Samsung appear to have paid quite a bit to seed the memory card spot via funnyordie, jokeroo and metacafe amongst others, but it didn’t really catch on.

The “Old Masters in 3D” Samsung viral was funny, risqué and mind-blowing, but unbelievably someone at Samsung actually actively stopped people propagating it (wasting considerable budget in the process).  Perhaps it was a little too rude?

It appears that Samsung want to stay in control of all their “virals” which is kind of missing the point.  The whole premise of viral is that you allow people to copy it, re-host it on their own websites / YouTube channels, create memes, create their own versions, talk / write about it, forward it and generally provide you with free media space.

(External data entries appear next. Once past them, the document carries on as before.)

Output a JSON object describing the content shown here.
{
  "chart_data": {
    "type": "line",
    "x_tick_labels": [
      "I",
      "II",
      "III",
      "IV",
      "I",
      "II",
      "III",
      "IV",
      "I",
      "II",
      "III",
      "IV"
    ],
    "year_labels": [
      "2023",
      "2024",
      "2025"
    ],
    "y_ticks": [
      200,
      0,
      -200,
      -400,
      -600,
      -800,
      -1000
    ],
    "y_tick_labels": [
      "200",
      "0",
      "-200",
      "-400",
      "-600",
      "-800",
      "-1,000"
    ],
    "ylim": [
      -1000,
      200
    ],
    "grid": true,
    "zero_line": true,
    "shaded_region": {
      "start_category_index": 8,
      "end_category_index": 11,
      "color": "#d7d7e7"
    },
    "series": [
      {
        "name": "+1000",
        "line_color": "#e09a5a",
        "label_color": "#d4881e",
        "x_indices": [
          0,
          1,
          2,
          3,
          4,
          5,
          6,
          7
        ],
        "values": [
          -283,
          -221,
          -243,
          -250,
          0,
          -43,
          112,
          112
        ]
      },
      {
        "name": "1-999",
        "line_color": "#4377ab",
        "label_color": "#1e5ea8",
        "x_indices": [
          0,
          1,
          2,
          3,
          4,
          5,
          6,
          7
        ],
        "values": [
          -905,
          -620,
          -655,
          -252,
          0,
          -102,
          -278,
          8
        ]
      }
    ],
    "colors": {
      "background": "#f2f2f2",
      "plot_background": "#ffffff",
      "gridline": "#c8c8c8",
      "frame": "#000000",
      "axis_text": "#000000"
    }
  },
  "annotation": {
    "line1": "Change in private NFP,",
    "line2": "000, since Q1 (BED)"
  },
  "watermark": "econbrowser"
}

Samsung’s latest memory card viral campaign is a little more interesting:

Only 100 planes is not many compared to thousands of balloons I remember being released at balloon races when I was a kid – I guess we’ll see if any make it back alive…

  1. Neil Chappell
    January 27, 2011 at 12:06 pm

    There’s nothing more embarrassing than a ‘blue-chip’ company paying to seed unfunny virals. I think you’ve nailed the eighth rule of virals in your original post (if you’re going to censor the good ones, don’t commission them in the first place). Maybe the ninth rule should be: if a viral is created and sucks, kill it, and put it down to experience. Don’t try and hoodwink people into thinking its any good; it won’t work.